Depression and anxiety are nearly universal among survivors. Many also struggle with shame, self-blame, and difficulty making independent decisions long after the coercive situation ends. The isolation tactics used by abusers often mean that by the time someone seeks help, their support network has already been dismantled. Rebuilding a sense of identity, trust, and autonomy is typically a long process, but it is well-documented and achievable with appropriate support.
Legal Recognition
For most of legal history, only physical violence was treated as a crime. Psychological coercion existed in a gray area: harmful but hard to prosecute. That has been changing. England and Wales became the first jurisdiction to comprehensively criminalize coercive and controlling behavior in 2015, under the Serious Crime Act. Scotland followed in 2018, as did the Republic of Ireland the same year. Northern Ireland’s domestic abuse offence took effect in February 2022.
The trend has since expanded beyond the UK and Ireland. France criminalized psychological abuse in 2010. In Australia, Tasmania had already made psychological or economic abuse of a partner a criminal offence (carrying up to two years’ imprisonment), and New South Wales made coercive control a crime in July 2024. Queensland enacted similar legislation in 2024, expected to take effect in 2025. Gibraltar introduced its own offence in 2023, and Canada has been considering draft legislation as well.
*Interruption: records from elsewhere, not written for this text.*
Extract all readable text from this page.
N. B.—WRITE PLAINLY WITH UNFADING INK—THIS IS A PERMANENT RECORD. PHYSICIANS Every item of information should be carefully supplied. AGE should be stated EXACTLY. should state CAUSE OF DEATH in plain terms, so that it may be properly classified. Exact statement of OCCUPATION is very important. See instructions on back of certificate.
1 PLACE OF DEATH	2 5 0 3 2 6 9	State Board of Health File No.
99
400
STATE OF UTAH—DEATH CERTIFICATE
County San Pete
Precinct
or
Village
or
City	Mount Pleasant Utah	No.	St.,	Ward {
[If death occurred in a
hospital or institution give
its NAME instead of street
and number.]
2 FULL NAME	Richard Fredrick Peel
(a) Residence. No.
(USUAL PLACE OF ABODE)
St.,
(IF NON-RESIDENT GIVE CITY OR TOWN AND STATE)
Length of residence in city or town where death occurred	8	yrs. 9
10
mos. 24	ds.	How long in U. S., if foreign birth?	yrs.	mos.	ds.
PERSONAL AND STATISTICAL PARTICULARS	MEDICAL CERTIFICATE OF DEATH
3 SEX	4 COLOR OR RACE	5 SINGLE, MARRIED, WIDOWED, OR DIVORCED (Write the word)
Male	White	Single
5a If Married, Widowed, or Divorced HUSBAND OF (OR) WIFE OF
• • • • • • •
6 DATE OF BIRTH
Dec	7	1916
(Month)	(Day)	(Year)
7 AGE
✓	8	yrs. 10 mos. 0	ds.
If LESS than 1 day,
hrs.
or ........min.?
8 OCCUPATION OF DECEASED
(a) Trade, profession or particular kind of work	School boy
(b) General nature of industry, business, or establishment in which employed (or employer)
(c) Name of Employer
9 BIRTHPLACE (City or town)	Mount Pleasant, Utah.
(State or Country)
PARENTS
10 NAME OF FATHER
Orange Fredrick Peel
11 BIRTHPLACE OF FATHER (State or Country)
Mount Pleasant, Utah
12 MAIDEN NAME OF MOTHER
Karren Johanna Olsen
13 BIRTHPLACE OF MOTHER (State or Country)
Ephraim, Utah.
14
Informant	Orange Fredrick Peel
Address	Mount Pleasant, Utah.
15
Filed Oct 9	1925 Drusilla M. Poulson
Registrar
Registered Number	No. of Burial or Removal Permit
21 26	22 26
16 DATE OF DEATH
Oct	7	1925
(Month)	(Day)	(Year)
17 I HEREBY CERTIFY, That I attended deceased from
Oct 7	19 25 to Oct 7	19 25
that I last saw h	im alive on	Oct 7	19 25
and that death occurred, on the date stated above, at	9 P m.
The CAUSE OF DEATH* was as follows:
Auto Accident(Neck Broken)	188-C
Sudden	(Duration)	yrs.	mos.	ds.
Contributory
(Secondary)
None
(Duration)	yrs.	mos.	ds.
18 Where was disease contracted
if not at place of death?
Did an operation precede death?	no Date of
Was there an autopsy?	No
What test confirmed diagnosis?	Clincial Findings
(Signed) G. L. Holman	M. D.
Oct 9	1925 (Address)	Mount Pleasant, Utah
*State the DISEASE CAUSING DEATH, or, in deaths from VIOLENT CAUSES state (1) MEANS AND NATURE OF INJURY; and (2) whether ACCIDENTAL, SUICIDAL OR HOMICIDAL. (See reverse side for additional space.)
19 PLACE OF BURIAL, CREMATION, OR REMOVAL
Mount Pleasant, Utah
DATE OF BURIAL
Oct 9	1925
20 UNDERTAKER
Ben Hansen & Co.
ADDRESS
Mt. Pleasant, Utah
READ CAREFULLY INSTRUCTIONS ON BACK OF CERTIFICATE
These laws reflect a growing understanding that psychological coercion can be just as destructive as physical violence, and that legal systems designed only to respond to visible injuries miss a large portion of the harm people actually experience. Prosecuting coercive control remains more complex than prosecuting assault, since evidence is often a pattern of behavior over time rather than a single incident. But the legal trajectory is clear: more jurisdictions are recognizing that controlling someone’s mind, movements, and relationships is a form of abuse that deserves criminal consequences.